There are two cameras on this phone. One just below the screen is primarily for video calling though it can also be used to capture stills that include yourself at two resolutions – 320 x 240 and 640 x 480. The main camera has a 2-megapixel lens and so can shoot stills up to 1,600 x 1,200.

Sagem my850v

Without autofocus or flash it is a bit limited in terms of range and capability, though I found the lens let in a surprisingly large amount of light and results were generally quite pleasing under the auto setting I always use to test phone cameras.

The coloured dish, for example, which is my standard reference photo, taken indoors under household lighting displays vibrant colours that are well reproduced. The phone captured colours outdoors well too, with the pinks and yellows of the flowers pretty much spot on. You can see evidence of over exposure in the yellow flowers, but this image also shows that the phone does fairly well at capturing detail.

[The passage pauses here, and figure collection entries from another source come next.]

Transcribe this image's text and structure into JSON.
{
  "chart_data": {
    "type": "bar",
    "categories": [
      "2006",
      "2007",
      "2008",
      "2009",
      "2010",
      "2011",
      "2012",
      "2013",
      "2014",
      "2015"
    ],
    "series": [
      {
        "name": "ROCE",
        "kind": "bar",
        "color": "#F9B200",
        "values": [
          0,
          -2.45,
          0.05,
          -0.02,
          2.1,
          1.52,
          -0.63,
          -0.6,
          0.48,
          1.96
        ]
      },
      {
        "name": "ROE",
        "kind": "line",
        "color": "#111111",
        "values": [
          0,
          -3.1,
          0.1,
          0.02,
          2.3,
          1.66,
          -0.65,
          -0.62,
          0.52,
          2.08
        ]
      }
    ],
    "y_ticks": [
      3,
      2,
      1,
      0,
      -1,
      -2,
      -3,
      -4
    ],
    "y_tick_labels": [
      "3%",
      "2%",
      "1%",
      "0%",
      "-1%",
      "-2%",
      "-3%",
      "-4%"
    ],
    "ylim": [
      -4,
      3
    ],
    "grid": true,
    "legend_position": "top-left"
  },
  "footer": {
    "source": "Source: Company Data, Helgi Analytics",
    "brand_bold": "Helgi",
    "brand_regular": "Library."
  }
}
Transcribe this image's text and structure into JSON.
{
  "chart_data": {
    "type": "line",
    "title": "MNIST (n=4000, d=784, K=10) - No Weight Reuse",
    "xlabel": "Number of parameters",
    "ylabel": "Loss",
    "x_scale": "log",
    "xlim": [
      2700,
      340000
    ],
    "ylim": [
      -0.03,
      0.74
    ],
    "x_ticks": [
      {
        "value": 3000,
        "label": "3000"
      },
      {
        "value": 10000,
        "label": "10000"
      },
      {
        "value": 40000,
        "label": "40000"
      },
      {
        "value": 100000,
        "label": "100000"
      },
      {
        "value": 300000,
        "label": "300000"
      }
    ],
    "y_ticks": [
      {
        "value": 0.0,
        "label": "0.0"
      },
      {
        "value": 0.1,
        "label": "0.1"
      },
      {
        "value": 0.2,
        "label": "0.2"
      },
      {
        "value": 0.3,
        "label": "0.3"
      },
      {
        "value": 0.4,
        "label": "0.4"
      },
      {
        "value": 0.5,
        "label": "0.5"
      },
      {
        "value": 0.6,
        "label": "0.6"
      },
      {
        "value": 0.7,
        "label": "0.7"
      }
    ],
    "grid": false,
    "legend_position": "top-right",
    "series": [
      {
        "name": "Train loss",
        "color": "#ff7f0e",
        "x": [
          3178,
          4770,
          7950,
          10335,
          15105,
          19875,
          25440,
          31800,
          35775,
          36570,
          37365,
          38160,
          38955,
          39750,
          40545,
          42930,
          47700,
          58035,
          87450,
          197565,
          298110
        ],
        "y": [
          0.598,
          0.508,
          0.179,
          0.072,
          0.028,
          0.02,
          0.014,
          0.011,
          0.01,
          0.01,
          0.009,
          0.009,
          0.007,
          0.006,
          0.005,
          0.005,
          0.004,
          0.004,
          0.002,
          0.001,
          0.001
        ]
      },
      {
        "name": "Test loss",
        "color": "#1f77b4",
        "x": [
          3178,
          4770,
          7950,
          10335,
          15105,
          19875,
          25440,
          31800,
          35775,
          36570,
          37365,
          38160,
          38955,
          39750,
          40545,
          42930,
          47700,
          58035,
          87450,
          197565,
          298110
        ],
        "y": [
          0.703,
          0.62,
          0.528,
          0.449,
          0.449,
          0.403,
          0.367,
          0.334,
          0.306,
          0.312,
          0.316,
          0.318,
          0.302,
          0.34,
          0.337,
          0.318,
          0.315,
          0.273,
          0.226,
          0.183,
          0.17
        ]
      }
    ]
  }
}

I said at the head of this review that Vodafone is selling the my850v out of its online business shop. It isn’t a high end smartphone for business users, though. Despite being 3G, it is only tri-band GSM, and you don’t get any PC connectivity software or leads in the box, though Sync ML is supported.

Sagem my850v

There is no push email support, though you can pick up POP email in the messaging centre which also caters for MMS and SMS. There is also a web browser, calculator, alarm function, to do list manager, diary, voice recorder, stopwatch, timer, and currency converter. There is Bluetooth (Vodafone provides a Bluetooth handsfree kit with the phone), but no Wi-Fi. You can use the phone as a modem.

As for battery life, Sagem suggests four hours of GSM talk, two hours of video calls, six hours of music and 300 hours on standby. I didn’t get the time to do a full battery rundown test as I normally like to with mobiles but experience using the phone day to day suggests these estimates are pretty near the mark and I’d be inclined to plan on topping this phone up every other day if you want to use it for business.


The my850v is a middle of the road handset, but those touch sensitive music playback controls and better than expected camera lift it above the rest of the crowd. I'm not sure why it's being sold as a business phone though.